Either way, as was pointed out, in reality BS is used as a deterministic one-to-one mapping between option prices and BS vols. Then, from market quotes (either as prices or as BS vols) a vol-surface is fitted (as a function of strike and expiry time), from which a stochastic process is fitted that correctly re-prices all these points (using a model such as "local vol" or "stochastic vol" or a combination of those two, or others), and then everything is priced of that.



American style options are inherently more valuable. Imagine you had options on a stock that experienced a sharp but possibly temporary move. As a holder of an American style option, you could benefit from that temporary move, making it more valuable.


By put-call parity, C - P = S - df K, thus C = S - df K + P > S - K.

This is contingent only on the discount factor df being <= 1, and P >= 0, which is basically always the case.
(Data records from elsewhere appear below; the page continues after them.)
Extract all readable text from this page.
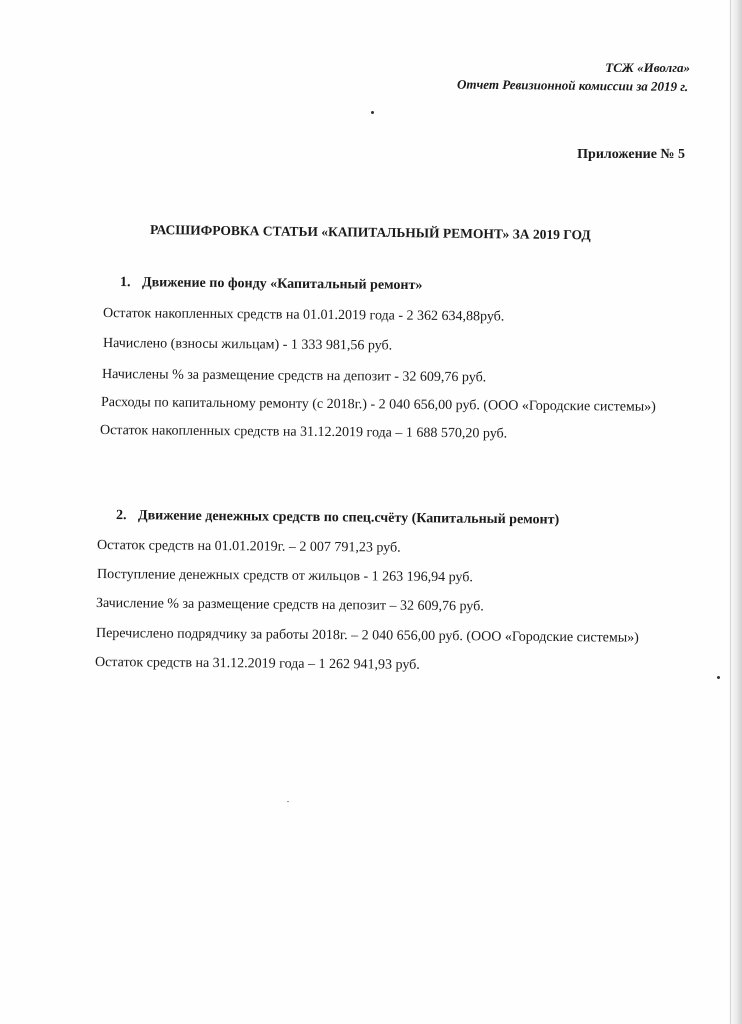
ТСЖ «Иволга»
Отчет Ревизионной комиссии за 2019 г.
Приложение № 5
РАСШИФРОВКА СТАТЬИ «КАПИТАЛЬНЫЙ РЕМОНТ» ЗА 2019 ГОД
1. Движение по фонду «Капитальный ремонт»
Остаток накопленных средств на 01.01.2019 года - 2 362 634,88руб.
Начислено (взносы жильцам) - 1 333 981,56 руб.
Начислены % за размещение средств на депозит - 32 609,76 руб.
Расходы по капитальному ремонту (с 2018г.) - 2 040 656,00 руб. (ООО «Городские системы»)
Остаток накопленных средств на 31.12.2019 года – 1 688 570,20 руб.
2. Движение денежных средств по спец.счёту (Капитальный ремонт)
Остаток средств на 01.01.2019г. – 2 007 791,23 руб.
Поступление денежных средств от жильцов - 1 263 196,94 руб.
Зачисление % за размещение средств на депозит – 32 609,76 руб.
Перечислено подрядчику за работы 2018г. – 2 040 656,00 руб. (ООО «Городские системы»)
Остаток средств на 31.12.2019 года – 1 262 941,93 руб.
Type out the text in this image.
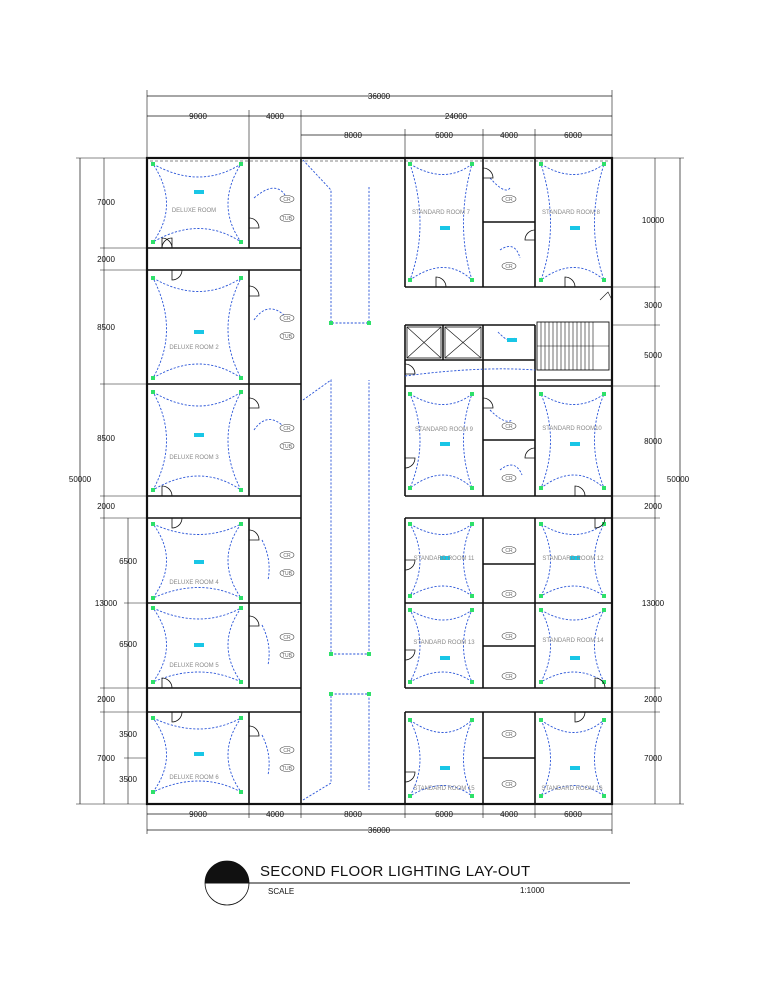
36000
9000	4000	24000
8000	6000	4000	6000
9000	4000	8000	6000	4000	6000
36000
50000
7000
2000
8500
8500
2000
13000
2000
7000
6500
6500
3500
3500
50000
10000
3000
5000
8000
2000
13000
2000
7000
CR
TUB
CR
TUB
CR
TUB
CR
TUB
CR
TUB
CR
TUB
CR
CR
CR
CR
CR
CR
CR
CR
CR
CR
DELUXE ROOM
DELUXE ROOM 2
DELUXE ROOM 3
DELUXE ROOM 4
DELUXE ROOM 5
DELUXE ROOM 6
STANDARD ROOM 7	STANDARD ROOM 8
STANDARD ROOM 9	STANDARD ROOM10
STANDARD ROOM 11	STANDARD ROOM 12
STANDARD ROOM 13	STANDARD ROOM 14
STANDARD ROOM 15	STANDARD ROOM 16
SECOND FLOOR LIGHTING LAY-OUT
SCALE	1:1000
Thus, the value of the call exceeds the exercise value, making exercise never optimal.

Exercise for the reader: Understand why the same argument doesn't work for puts (or calls on dividend paying stocks).


The way the market is typically modeled, temporary moves are not a thing.


The way the market actually exists, temporary moves are definitely a thing.


> European and American calls cost the same on non-dividend paying stocks

All else being equal, I would prefer to buy an option contract I can exercise at any time vs one I can only exercise on a certain date. It doesn’t make intuitive sense they would be priced the same, can you please elaborate?


The parent is assuming that you can always sell your option to someone else for its fair value. If that's the case, there would never be a time where it's optimal to exercise a call option, because the optionality will always make the option value higher that the value of owning the stock.

This is shown in the article: the curved lines representing the option value are always above the straight lines of the final option payoff (the value if exercised).

This is not necessarily true for put options or for call options if the stock pays dividends. In those cases the option value can be below the payoff line and early exercise would be better than selling the option.